Esistono modelli alternativi per finanziare l’innovazione? L’economista Dean Baker ha da tempo sottolineato un’alternativa ovvia: invece della macchina monopolistica di Rube Goldberg che abbiamo ora, potremmo semplicemente pagare noi stessi la ricerca e lo sviluppo, dalla ricerca di base fino alla commercializzazione, direttamente. Come sottolinea Baker, le aziende farmaceutiche sono le maggiori sostenitrici dei finanziamenti pubblici per la ricerca farmaceutica degli NIH, su cui fanno affidamento e su cui tengono molto. Ma insistono anche sulla privatizzazione della fase degli studi clinici, sostenendo apparentemente che quegli stessi brillanti ricercatori dell’NIH a quel punto si trasformano improvvisamente in hacker incompetenti.
Inoltre, anche se ritenessimo che il settore privato fosse più efficace nell’innovazione, pagare più del dovuto per i farmaci non è il modo più ovvio per sfruttare il settore privato per il bene pubblico. Invece di monopoli sui brevetti e sussidi Medicare, il governo potrebbe semplicemente stipulare contratti con le stesse piccole imprese che Big Pharma attualmente prende di mira per le acquisizioni, ed eliminare gli intermediari, pagandoli per sviluppare farmaci. Il complesso militare-industriale difficilmente è stato ostacolato nella sua capacità di sviluppare innovazioni distruttive per la vita attraverso un simile processo di approvvigionamento; perché le innovazioni salvavita dovrebbero essere diverse?

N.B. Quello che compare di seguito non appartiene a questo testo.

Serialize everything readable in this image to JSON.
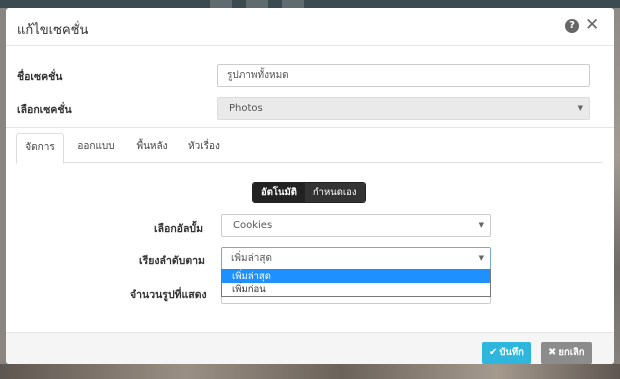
{
  "modal": {
    "title": "แก้ไขเซคชั่น"
  },
  "form": {
    "section_name_label": "ชื่อเซคชั่น",
    "section_name_value": "รูปภาพทั้งหมด",
    "section_type_label": "เลือกเซคชั่น",
    "section_type_value": "Photos"
  },
  "tabs": [
    {
      "label": "จัดการ",
      "active": true
    },
    {
      "label": "ออกแบบ",
      "active": false
    },
    {
      "label": "พื้นหลัง",
      "active": false
    },
    {
      "label": "หัวเรื่อง",
      "active": false
    }
  ],
  "toggle": {
    "auto_label": "อัตโนมัติ",
    "manual_label": "กำหนดเอง"
  },
  "manage": {
    "album_label": "เลือกอัลบั้ม",
    "album_value": "Cookies",
    "sort_label": "เรียงลำดับตาม",
    "sort_value": "เพิ่มล่าสุด",
    "sort_options": [
      "เพิ่มล่าสุด",
      "เพิ่มก่อน"
    ],
    "count_label": "จำนวนรูปที่แสดง"
  },
  "footer": {
    "save_label": "บันทึก",
    "cancel_label": "ยกเลิก"
  },
  "colors": {
    "save_button": "#2fb6dd",
    "cancel_button": "#8c8c8c",
    "selected_option": "#1e90ff",
    "toggle_dark": "#222222"
  }
}
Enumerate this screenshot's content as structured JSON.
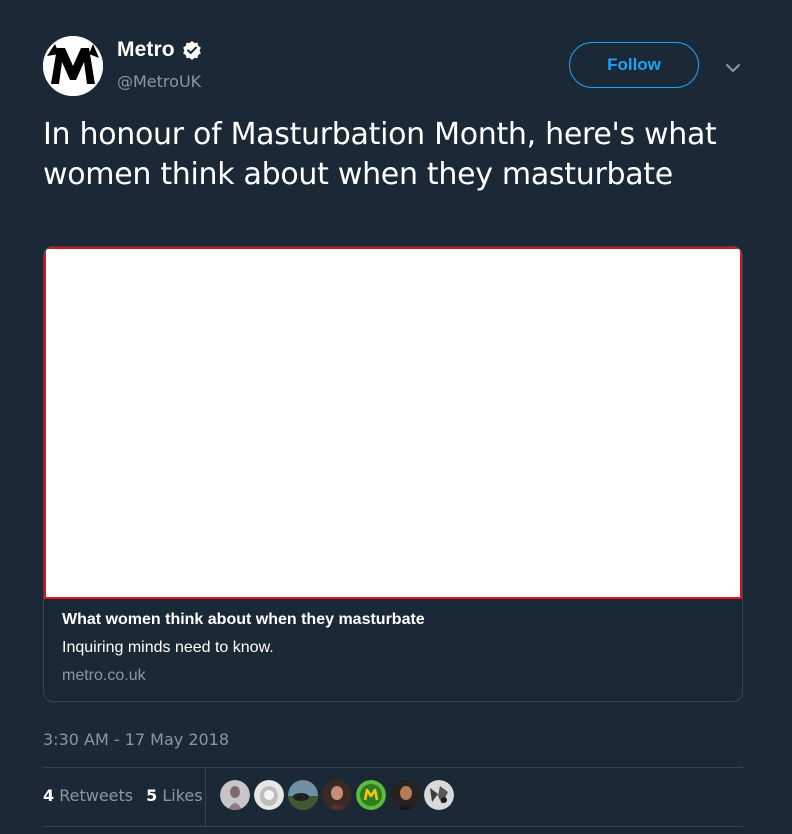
{
  "tweet": {
    "author": {
      "display_name": "Metro",
      "handle": "@MetroUK",
      "verified_icon": "verified-badge-icon",
      "avatar_icon": "metro-logo-icon"
    },
    "follow_label": "Follow",
    "menu_icon": "chevron-down-icon",
    "text": "In honour of Masturbation Month, here's what women think about when they masturbate",
    "card": {
      "title": "What women think about when they masturbate",
      "description": "Inquiring minds need to know.",
      "domain": "metro.co.uk"
    },
    "timestamp": "3:30 AM - 17 May 2018",
    "stats": {
      "retweets_count": "4",
      "retweets_label": "Retweets",
      "likes_count": "5",
      "likes_label": "Likes"
    },
    "liker_avatar_count": 7
  },
  "colors": {
    "background": "#1b2836",
    "accent": "#1da1f2",
    "secondary_text": "#8899a6",
    "divider": "#38444d",
    "card_image_border": "#e0101a"
  }
}
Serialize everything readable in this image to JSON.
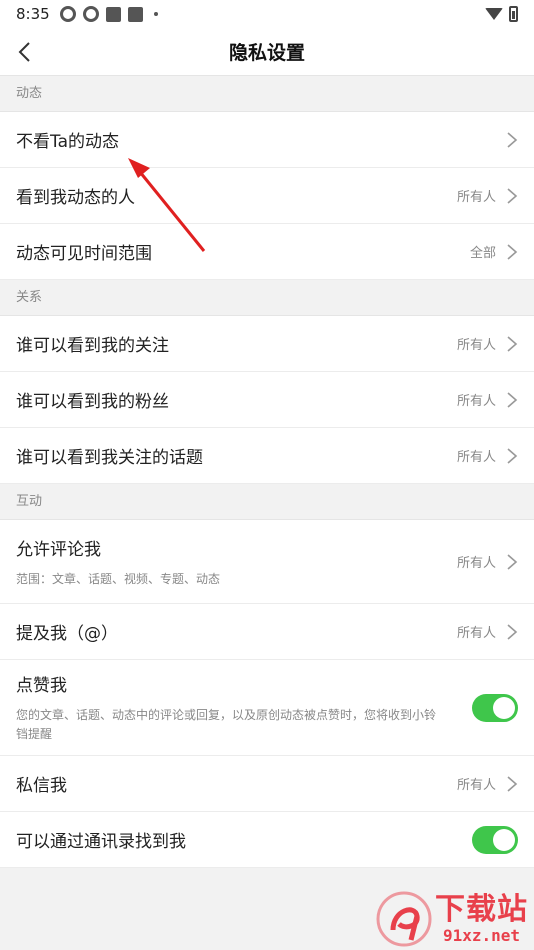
{
  "status_bar": {
    "time": "8:35"
  },
  "header": {
    "title": "隐私设置"
  },
  "sections": [
    {
      "header": "动态",
      "rows": [
        {
          "title": "不看Ta的动态",
          "value": ""
        },
        {
          "title": "看到我动态的人",
          "value": "所有人"
        },
        {
          "title": "动态可见时间范围",
          "value": "全部"
        }
      ]
    },
    {
      "header": "关系",
      "rows": [
        {
          "title": "谁可以看到我的关注",
          "value": "所有人"
        },
        {
          "title": "谁可以看到我的粉丝",
          "value": "所有人"
        },
        {
          "title": "谁可以看到我关注的话题",
          "value": "所有人"
        }
      ]
    },
    {
      "header": "互动",
      "rows": [
        {
          "title": "允许评论我",
          "subtitle": "范围：文章、话题、视频、专题、动态",
          "value": "所有人"
        },
        {
          "title": "提及我（@）",
          "value": "所有人"
        },
        {
          "title": "点赞我",
          "subtitle": "您的文章、话题、动态中的评论或回复，以及原创动态被点赞时，您将收到小铃铛提醒",
          "toggle": true
        },
        {
          "title": "私信我",
          "value": "所有人"
        },
        {
          "title": "可以通过通讯录找到我",
          "toggle": true
        }
      ]
    }
  ],
  "watermark": {
    "title": "下载站",
    "domain": "91xz.net"
  },
  "colors": {
    "toggle_on": "#3fc64b",
    "arrow": "#e02020",
    "watermark": "#e8404b"
  }
}
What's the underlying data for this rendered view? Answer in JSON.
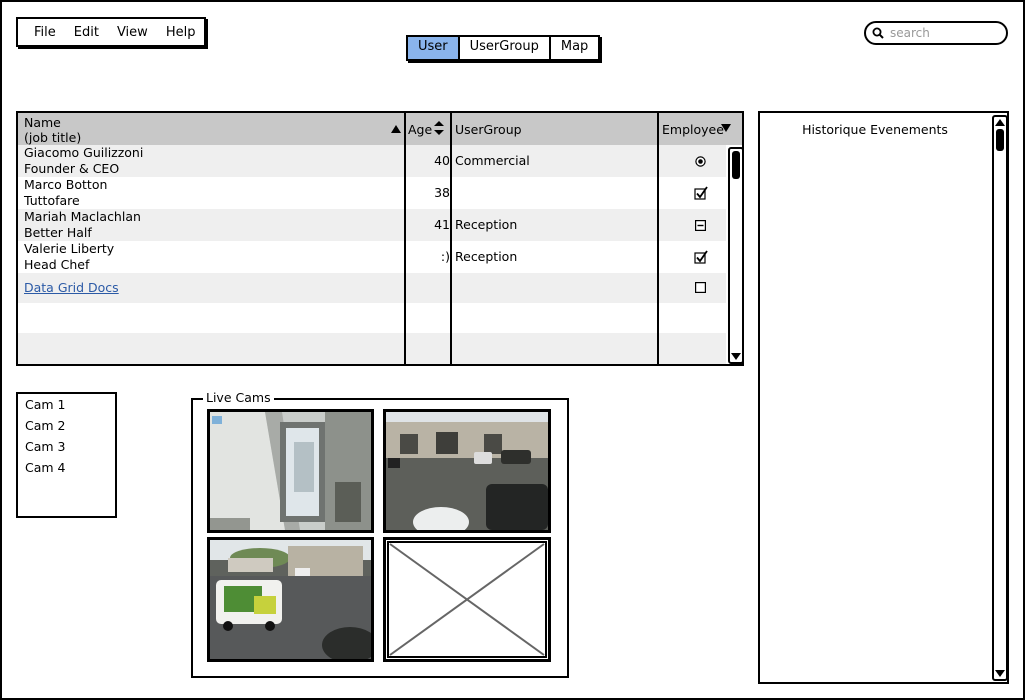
{
  "menu": {
    "items": [
      "File",
      "Edit",
      "View",
      "Help"
    ]
  },
  "tabs": [
    {
      "label": "User",
      "active": true
    },
    {
      "label": "UserGroup",
      "active": false
    },
    {
      "label": "Map",
      "active": false
    }
  ],
  "search": {
    "placeholder": "search"
  },
  "grid": {
    "columns": {
      "name": "Name",
      "name_sub": "(job title)",
      "age": "Age",
      "usergroup": "UserGroup",
      "employee": "Employee"
    },
    "rows": [
      {
        "name": "Giacomo Guilizzoni",
        "title": "Founder & CEO",
        "age": "40",
        "group": "Commercial",
        "employee": "radio-selected"
      },
      {
        "name": "Marco Botton",
        "title": "Tuttofare",
        "age": "38",
        "group": "",
        "employee": "checked"
      },
      {
        "name": "Mariah Maclachlan",
        "title": "Better Half",
        "age": "41",
        "group": "Reception",
        "employee": "indeterminate"
      },
      {
        "name": "Valerie Liberty",
        "title": "Head Chef",
        "age": ":)",
        "group": "Reception",
        "employee": "checked"
      }
    ],
    "link_row": {
      "label": "Data Grid Docs",
      "employee": "unchecked"
    }
  },
  "history": {
    "title": "Historique Evenements"
  },
  "cams": {
    "items": [
      "Cam 1",
      "Cam 2",
      "Cam 3",
      "Cam 4"
    ]
  },
  "live": {
    "title": "Live Cams"
  },
  "colors": {
    "active_tab": "#8ab4ec",
    "header_bg": "#c8c8c8",
    "link": "#2b5aa6"
  }
}
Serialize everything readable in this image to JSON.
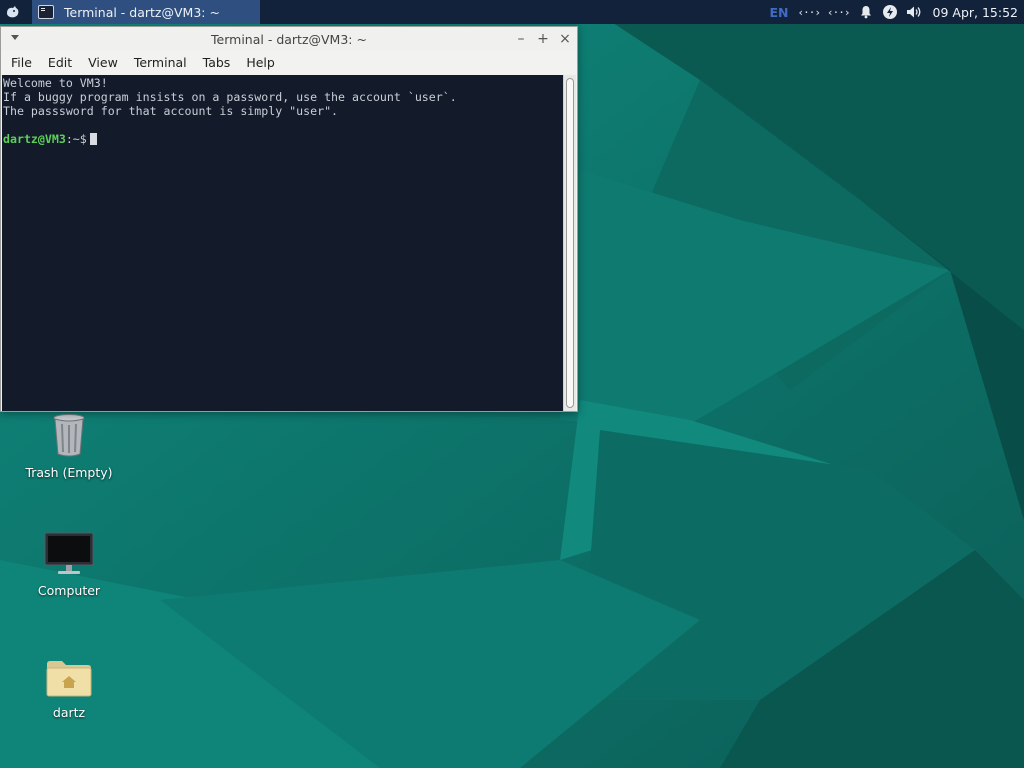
{
  "panel": {
    "task_title": "Terminal - dartz@VM3: ~",
    "keyboard_layout": "EN",
    "network_1": "‹··›",
    "network_2": "‹··›",
    "clock": "09 Apr, 15:52"
  },
  "terminal": {
    "title": "Terminal - dartz@VM3: ~",
    "menu": [
      "File",
      "Edit",
      "View",
      "Terminal",
      "Tabs",
      "Help"
    ],
    "lines": [
      "Welcome to VM3!",
      "If a buggy program insists on a password, use the account `user`.",
      "The passsword for that account is simply \"user\".",
      ""
    ],
    "prompt_user": "dartz@VM3",
    "prompt_path": ":~$"
  },
  "desktop": {
    "icons": [
      {
        "label": "Trash (Empty)",
        "icon": "trash-icon"
      },
      {
        "label": "Computer",
        "icon": "monitor-icon"
      },
      {
        "label": "dartz",
        "icon": "home-folder-icon"
      }
    ]
  },
  "colors": {
    "panel_bg": "#12223b",
    "task_active_bg": "#2e4f7f",
    "terminal_bg": "#131a2a",
    "prompt_green": "#5ed05a",
    "wallpaper_teal": "#0e7a70"
  }
}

Infine, ci sono molte ragioni per credere che gli incentivi di mercato che guidano lo sviluppo dei farmaci possano causare più danni che benefici alle industrie sanitarie, perché i prezzi di mercato sottovalutano drasticamente i benefici sociali. Ad esempio, gli attuali incentivi per le aziende farmaceutiche sono quelli di creare farmaci che trattino condizioni croniche, anche condizioni relativamente poco gravi come la disfunzione erettile, piuttosto che curare malattie potenzialmente letali, che, dopo tutto, necessitano di essere curate solo una volta. Durante una recente grave epidemia di Ebola, l’attenzione del pubblico si è concentrata brevemente sul fallimento dell’industria farmaceutica nello sviluppo di vaccini o trattamenti efficaci per la malattia. L’allora direttore generale dell’Organizzazione Mondiale della Sanità, Margaret Chan, criticò duramente l’industria farmaceutica, accusando la natura a scopo di lucro dell’industria per il suo fallimento nell’investire in cure per malattie potenzialmente letali. “L’incentivo alla ricerca e allo sviluppo è praticamente inesistente”, ha affermato. “Un’industria orientata al profitto non investe in prodotti per mercati che non possono pagare”.
Attualmente paghiamo l’innovazione in medicina investendo ingenti somme di denaro nei confronti dei giganteschi monopoli aziendali, e poi sperando che ne arrivino abbastanza ai ricercatori biotecnologici che effettivamente fanno l’innovazione per incentivare la continua ricerca e sviluppo. Se stessimo progettando un ecosistema innovativo da zero, sarebbe altamente improbabile che ne creassimo uno simile. Infatti, quando abbiamo avuto bisogno di un vaccino, e in tempi rapidi, per combattere l’epidemia di COVID-19, abbiamo utilizzato un modello completamente diverso, basato sul finanziamento diretto. Abbiamo valide alternative alla macchina del monopolio di Rube Goldberg. Alla luce di ciò, il grande rischio derivante dalle nuove regole dell’amministrazione Biden è che richiedano troppo tempo per entrare in vigore, o che non siano abbastanza efficaci.
Il sistema attuale è ovviamente ottimo per perpetuare il potere di Big Pharma: utilizzando le rendite di monopolio dai portafogli di brevetti esistenti, le aziende possono continuare ad acquistare i brevetti che forniranno la prossima generazione di rendite di monopolio. Tuttavia, è molto meno chiaro se il sistema sia effettivamente il modo migliore per finanziare l’innovazione nei farmaci salvavita.